La sentenza lascia perplessi l’associazione Libera che ha la sede nazionale in un immobile confiscato alla mafie e situato a due passi dalla sede del Quirinale ed è stata in prima fila nel denunciare coraggiosamente la presenza di clan mafiosi sul litorale romano. Secondo don Luigi Ciotti, presidente di Libera, il segnale evidente di una presenza mafiosa consiste nell’avere una città con un altissimo indice di presenza di droghe che solo la mafia è in grado di controllare. Lo conferma anche Matteo Orfini, presidente del Pd e commissario del partito a Roma: «basta passeggiare nei tanti quartieri in cui le piazze di spaccio sono gestite professionalmente, con tanto di vedette sui tetti e controllo militare del territorio. Basta spingersi a Ostia e seguire le attività degli Spada, o andare dall’altra parte della città dove regnano i Casamonica» arrivando a dire «da romano innamorato della mia città: a Roma la mafia c’è. Ed è forte e radicata».
Chi ha avuto modo di seguire le udienze del processo direttamente o tramite le registrazioni su radio radicale ha potuto rendersi conto della sicumera esibita dagli imputati e dai loro avvocati oltre al groviglio con il mondo politico confermato dalle condanne di esponenti della destra (Gramazio) e del Pd (Coratti). Un dato di fatto che spiegherebbe in parte, secondo alcuni, la vittoria dei M5S all’ultima elezione comunale e la presenza in aula al momento della sentenza da parte della sindaco Virginia Raggi che ha parlato di «vittoria dei cittadini, della società civile e della legalità sulla criminalità, sul malaffare e sulla vecchia politica».

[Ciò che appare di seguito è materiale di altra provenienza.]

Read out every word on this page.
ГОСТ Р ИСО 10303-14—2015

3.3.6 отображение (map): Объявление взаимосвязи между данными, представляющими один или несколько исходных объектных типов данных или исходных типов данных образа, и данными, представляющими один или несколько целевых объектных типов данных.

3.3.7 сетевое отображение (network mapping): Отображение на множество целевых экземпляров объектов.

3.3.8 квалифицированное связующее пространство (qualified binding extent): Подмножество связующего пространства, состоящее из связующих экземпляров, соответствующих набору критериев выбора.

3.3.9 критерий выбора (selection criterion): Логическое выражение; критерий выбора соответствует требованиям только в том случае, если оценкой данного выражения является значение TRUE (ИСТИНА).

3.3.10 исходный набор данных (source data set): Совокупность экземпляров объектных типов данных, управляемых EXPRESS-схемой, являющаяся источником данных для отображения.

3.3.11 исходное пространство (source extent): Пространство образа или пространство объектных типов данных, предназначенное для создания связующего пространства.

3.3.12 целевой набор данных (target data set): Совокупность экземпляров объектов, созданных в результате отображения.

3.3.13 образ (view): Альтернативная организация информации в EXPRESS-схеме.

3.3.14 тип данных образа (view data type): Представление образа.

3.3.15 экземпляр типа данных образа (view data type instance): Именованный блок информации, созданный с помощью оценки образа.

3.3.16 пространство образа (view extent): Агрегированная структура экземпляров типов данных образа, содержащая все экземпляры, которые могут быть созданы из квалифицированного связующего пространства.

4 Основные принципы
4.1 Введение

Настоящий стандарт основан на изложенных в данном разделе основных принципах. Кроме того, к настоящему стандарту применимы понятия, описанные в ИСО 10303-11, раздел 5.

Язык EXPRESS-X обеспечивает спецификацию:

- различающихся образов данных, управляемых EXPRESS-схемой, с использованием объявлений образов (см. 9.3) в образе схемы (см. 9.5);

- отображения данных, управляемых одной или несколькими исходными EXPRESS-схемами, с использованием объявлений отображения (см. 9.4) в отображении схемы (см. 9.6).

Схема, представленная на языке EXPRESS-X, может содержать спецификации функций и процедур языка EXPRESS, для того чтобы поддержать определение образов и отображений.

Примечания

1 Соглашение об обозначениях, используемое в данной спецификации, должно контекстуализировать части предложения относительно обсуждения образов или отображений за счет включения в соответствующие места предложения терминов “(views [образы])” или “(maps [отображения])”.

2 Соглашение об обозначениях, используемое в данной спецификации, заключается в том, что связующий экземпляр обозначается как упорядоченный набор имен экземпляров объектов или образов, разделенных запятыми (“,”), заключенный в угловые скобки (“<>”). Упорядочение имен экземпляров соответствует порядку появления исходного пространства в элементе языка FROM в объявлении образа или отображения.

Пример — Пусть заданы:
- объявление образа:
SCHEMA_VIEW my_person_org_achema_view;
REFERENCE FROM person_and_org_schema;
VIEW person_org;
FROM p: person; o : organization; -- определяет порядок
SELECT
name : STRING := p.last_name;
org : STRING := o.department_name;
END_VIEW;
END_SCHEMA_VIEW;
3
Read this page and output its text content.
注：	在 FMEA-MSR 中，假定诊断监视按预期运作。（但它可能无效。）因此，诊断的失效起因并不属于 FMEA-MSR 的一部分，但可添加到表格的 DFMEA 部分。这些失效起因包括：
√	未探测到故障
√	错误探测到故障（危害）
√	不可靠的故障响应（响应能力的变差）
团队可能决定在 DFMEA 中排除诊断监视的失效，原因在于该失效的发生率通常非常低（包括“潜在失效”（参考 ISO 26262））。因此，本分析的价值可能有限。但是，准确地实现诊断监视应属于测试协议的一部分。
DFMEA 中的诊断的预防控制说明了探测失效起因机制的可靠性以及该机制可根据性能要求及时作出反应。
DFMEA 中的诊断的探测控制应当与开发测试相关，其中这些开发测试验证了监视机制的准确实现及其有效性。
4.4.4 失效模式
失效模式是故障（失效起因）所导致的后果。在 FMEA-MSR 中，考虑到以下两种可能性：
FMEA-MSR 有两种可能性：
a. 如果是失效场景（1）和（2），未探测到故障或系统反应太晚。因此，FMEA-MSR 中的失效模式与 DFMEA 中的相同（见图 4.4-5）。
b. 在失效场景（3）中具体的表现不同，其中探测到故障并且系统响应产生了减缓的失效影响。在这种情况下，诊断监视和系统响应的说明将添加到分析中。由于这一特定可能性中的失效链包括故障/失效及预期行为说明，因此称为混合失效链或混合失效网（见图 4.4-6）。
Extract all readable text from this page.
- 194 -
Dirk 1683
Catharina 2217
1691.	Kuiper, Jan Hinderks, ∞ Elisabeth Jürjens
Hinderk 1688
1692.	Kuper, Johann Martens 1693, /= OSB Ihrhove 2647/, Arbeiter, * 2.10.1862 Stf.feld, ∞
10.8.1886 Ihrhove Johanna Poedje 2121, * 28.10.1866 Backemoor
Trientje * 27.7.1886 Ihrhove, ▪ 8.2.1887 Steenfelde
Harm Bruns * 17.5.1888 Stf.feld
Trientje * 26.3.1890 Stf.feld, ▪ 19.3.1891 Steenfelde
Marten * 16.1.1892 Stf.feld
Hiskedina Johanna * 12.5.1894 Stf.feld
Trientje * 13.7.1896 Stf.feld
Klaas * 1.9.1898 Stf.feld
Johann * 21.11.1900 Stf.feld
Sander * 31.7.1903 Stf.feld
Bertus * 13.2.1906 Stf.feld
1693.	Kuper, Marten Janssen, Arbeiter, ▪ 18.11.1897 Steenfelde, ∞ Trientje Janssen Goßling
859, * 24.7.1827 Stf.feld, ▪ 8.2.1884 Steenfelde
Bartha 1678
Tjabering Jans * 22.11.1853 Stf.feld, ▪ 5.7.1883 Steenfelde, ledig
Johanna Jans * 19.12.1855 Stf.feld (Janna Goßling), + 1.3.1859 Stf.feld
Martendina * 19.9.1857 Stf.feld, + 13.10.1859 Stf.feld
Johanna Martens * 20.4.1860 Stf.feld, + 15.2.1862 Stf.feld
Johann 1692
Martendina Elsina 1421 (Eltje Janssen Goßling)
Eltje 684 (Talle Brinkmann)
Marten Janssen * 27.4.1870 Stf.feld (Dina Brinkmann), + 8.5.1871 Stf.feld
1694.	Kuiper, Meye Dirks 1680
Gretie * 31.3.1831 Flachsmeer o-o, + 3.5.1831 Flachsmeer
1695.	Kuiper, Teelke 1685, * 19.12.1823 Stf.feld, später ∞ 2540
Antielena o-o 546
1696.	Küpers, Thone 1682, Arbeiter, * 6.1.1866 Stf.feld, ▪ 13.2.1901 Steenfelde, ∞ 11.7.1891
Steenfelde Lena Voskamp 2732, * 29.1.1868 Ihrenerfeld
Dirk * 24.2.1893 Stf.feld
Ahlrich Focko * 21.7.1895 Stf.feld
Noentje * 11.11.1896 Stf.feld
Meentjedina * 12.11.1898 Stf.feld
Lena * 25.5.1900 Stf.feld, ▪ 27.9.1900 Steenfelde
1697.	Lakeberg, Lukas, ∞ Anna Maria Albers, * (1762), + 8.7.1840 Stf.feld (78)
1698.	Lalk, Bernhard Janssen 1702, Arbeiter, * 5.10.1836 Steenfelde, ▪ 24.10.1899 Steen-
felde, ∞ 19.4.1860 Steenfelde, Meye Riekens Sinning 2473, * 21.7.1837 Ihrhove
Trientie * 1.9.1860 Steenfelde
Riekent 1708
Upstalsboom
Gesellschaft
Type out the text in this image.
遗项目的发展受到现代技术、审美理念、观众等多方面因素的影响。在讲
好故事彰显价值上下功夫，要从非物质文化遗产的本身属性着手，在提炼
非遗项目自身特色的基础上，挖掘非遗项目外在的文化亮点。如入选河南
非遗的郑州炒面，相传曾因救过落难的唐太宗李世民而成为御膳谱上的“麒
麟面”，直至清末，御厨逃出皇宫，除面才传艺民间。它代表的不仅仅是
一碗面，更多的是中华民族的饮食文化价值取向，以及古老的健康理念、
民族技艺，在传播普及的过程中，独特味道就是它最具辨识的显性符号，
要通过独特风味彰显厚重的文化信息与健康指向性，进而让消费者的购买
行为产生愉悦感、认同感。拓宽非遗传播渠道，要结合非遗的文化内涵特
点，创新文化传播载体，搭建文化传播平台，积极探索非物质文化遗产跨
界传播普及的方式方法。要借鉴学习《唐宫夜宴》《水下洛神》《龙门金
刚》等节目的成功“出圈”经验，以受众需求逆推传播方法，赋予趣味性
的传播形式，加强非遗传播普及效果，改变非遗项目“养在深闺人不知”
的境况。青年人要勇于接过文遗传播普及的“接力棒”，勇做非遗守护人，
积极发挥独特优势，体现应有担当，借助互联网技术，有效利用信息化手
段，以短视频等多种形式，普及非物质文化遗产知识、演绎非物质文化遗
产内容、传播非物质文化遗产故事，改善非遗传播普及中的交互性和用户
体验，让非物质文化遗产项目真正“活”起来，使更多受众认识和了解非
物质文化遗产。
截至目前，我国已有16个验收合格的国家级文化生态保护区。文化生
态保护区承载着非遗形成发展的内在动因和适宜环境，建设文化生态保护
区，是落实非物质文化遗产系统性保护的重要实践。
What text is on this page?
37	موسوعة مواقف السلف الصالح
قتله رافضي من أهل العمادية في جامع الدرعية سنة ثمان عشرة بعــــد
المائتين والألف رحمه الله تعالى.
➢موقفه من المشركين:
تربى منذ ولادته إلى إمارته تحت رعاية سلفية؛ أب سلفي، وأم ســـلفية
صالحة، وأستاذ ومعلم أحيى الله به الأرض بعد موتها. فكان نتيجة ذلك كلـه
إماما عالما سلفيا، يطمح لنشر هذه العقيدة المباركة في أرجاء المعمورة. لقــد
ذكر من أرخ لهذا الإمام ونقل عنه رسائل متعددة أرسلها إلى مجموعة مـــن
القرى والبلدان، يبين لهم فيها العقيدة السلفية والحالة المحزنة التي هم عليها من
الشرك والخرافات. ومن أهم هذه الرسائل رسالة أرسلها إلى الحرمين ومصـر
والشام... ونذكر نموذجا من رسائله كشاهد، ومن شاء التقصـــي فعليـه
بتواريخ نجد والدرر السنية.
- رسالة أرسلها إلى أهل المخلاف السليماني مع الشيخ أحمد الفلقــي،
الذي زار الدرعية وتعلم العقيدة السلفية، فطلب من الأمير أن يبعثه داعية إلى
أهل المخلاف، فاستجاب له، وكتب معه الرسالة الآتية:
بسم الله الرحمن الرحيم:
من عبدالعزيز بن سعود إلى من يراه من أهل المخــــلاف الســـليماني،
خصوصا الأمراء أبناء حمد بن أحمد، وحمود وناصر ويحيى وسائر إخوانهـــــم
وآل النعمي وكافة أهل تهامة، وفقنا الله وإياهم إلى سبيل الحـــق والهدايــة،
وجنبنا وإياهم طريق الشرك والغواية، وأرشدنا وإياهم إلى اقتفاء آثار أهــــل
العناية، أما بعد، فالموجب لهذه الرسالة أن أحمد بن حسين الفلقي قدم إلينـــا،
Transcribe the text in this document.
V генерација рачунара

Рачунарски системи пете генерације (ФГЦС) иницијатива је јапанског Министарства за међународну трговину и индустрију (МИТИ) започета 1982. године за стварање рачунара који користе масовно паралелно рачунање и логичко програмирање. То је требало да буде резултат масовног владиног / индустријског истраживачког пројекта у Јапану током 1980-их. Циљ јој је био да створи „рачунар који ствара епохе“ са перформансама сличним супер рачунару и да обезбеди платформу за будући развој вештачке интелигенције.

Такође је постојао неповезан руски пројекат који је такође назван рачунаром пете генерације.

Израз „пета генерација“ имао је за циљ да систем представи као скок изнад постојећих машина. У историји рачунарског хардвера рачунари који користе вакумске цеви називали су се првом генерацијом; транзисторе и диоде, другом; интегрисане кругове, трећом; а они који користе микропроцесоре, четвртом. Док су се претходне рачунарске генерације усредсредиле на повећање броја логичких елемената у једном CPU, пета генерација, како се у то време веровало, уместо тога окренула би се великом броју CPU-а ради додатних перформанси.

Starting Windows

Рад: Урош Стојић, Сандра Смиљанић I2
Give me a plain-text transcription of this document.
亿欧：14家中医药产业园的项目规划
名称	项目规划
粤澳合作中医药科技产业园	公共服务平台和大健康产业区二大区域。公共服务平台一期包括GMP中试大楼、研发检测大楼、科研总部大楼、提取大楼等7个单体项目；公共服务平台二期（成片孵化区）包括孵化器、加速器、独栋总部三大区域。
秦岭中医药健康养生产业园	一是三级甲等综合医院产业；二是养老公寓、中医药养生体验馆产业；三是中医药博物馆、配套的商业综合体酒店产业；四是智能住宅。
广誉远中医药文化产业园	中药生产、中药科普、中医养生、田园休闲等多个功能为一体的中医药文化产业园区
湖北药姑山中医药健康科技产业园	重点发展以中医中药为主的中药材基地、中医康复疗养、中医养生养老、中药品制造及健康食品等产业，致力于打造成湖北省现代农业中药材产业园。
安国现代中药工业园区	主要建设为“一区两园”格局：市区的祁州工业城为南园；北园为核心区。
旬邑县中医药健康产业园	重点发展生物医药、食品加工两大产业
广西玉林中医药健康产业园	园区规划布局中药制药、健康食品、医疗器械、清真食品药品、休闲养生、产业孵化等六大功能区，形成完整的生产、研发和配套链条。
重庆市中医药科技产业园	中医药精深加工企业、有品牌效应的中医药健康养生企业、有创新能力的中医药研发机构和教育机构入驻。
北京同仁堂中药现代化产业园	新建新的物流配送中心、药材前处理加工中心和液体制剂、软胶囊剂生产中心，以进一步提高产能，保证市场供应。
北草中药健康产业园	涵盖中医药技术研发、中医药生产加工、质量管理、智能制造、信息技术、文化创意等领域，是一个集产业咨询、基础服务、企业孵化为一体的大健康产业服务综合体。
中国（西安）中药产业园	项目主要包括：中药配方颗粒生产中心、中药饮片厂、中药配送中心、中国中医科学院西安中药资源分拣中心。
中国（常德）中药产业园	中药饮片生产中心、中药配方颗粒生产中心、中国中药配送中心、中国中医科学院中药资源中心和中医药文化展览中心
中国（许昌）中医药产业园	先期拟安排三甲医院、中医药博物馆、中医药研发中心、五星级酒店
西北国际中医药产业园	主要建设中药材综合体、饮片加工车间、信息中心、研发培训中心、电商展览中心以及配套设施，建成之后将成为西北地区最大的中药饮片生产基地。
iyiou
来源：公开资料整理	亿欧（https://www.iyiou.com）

Il brand e il futuro della città
Al di là della lettura del contenuto della sentenza, restano i segni di una città ferita che deve ancora alzarsi in piedi, ma che non può farlo senza una presa di coscienza collettiva di un male che resta da debellare. Secondo il fratello Sergio, intervistato dal quotidiano Il Tempo, Massimo Carminati rappresenta un brand perfetto da vendere alla stampa. Ma anche per Tommaso Cerno, direttore de L’espresso, «in Italia erano in molti a volersi levare di torno Carminati, come è stato, ma a non voler scoperchiare il marcio che nasconde quel suo “mondo di mezzo”». Il neofascista di Roma Nord, mai pentito e dal passato inquietante, è al centro delle inchieste di Lirio Abbate sul settimanale del gruppo De Benedetti che gli ha dedicato la famosa copertina del 2012 sui “4 re di Roma”( Carminati, Spada, Senese e Casamonica).
Forse i cosiddetti re sono di più ma si possono detronizzare non solo con i necessari strumenti giudiziari ma «con il risveglio delle coscienze, l’orgoglio di una comunità che antepone il bene comune alle speculazioni e ai privilegi, contrastando in tutte le sedi la criminalità organizzata e i suoi complici».
Dopo la sentenza, quindi, non si può passare oltre e dire “la mafia non esiste”. Una frase che ha provocato molti danni nella nostra storia. Purtroppo, come afferma il procuratore nazionale antimafia, Franco Roberti, in un’intervista in uscita ad agosto su Città Nuova, «nel nostro Paese la lotta alla mafia non è stata una priorità dichiarata e soprattutto praticata da alcun Governo».